Powell has been prominent in public, Rumsfeld and the Pentagon all but invisible as part of an effort to show Chinese officials that Bush wants diplomacy to resolve the risky impasse.

The president is widely presumed to be consulting his father, ambassador to China in the mid-1970s, but White House spokesman Ari Fleischer refused Wednesday to confirm their contact.

"The president has asked me to keep any conversations he has with his father privileged, private," Fleischer said.

As tensions simmered Wednesday, Bush devoted most of the morning to briefings on the latest developments and options. The standoff was a big topic at the president’s regular weekly meeting with Rumsfeld.

"This is a very sensitive time in our conversations with the Chinese," Fleischer said. "There are times in international relations where the less said is the most productive."

Bush was relaxing at Camp David, the presidential retreat in Maryland, when the U.S. EP-3E surveillance aircraft collided with a Chinese fighter jet at about 8:15 p.m. EST Saturday. He was notified shortly afterward, said Bush adviser Karen Hughes.

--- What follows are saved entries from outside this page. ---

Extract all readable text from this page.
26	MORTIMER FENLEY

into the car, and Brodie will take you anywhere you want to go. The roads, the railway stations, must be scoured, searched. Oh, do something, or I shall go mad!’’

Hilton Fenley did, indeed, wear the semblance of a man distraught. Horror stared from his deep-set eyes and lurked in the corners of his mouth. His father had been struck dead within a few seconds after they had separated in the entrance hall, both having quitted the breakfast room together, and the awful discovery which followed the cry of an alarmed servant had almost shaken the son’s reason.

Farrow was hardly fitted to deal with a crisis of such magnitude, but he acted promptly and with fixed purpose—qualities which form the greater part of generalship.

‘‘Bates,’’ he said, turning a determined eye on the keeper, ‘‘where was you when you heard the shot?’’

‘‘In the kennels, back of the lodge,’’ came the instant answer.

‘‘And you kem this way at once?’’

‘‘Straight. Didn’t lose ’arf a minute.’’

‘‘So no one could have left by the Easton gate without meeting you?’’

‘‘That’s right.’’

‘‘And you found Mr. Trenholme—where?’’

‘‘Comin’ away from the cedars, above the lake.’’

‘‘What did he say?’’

From the start, the president and his advisers concluded that the best strategy was to avoid any action that might further strain relations. Their fear was that an angry response from the United States would only force Chinese leaders to take a harder line.

"What you want to do in a situation like this is say things that help reach the right conclusion, not provoke people into steps you don’t want them to take," Hughes said. "We’re trying to give them time to come to the right conclusion without allowing this to drag on."

Hughes said Bush’s first and primary focus has been on the status of the aircraft’s crew. Before his trip to Wilmington, Del., for a campaign-style event Tuesday, the president instructed his staff to add a high-level national security aide to his travel entourage so he could be updated frequently while on the road.

Steve Hadley, a top aide to national security adviser Condoleezza Rice, got the assignment. Bush pressed Hadley for briefings wrapped around the president’s visit to a Boys and Girls Club youth center.

A short time later, when Bush got word that Brig. Gen. Neal Sealock had met with the crew, he said he wanted to talk to Sealock. His call went through before the surprised general had a chance to talk to Pentagon superiors about his visit with the crew.

"The first U.S. official to debrief the general was the president of the United States," Hughes said. "He wanted to hear firsthand how he assessed the status of the crew."

Thus far, Bush’s low-key approach seems to be earning high grades from experts.

"One of the major reasons it hasn’t become a crisis has been the behavior of the Bush administration," said Steven Goldstein, a China expert at Smith College in Northampton, Mass. "They seem to be doing this right in terms of the diplomacy — working quietly."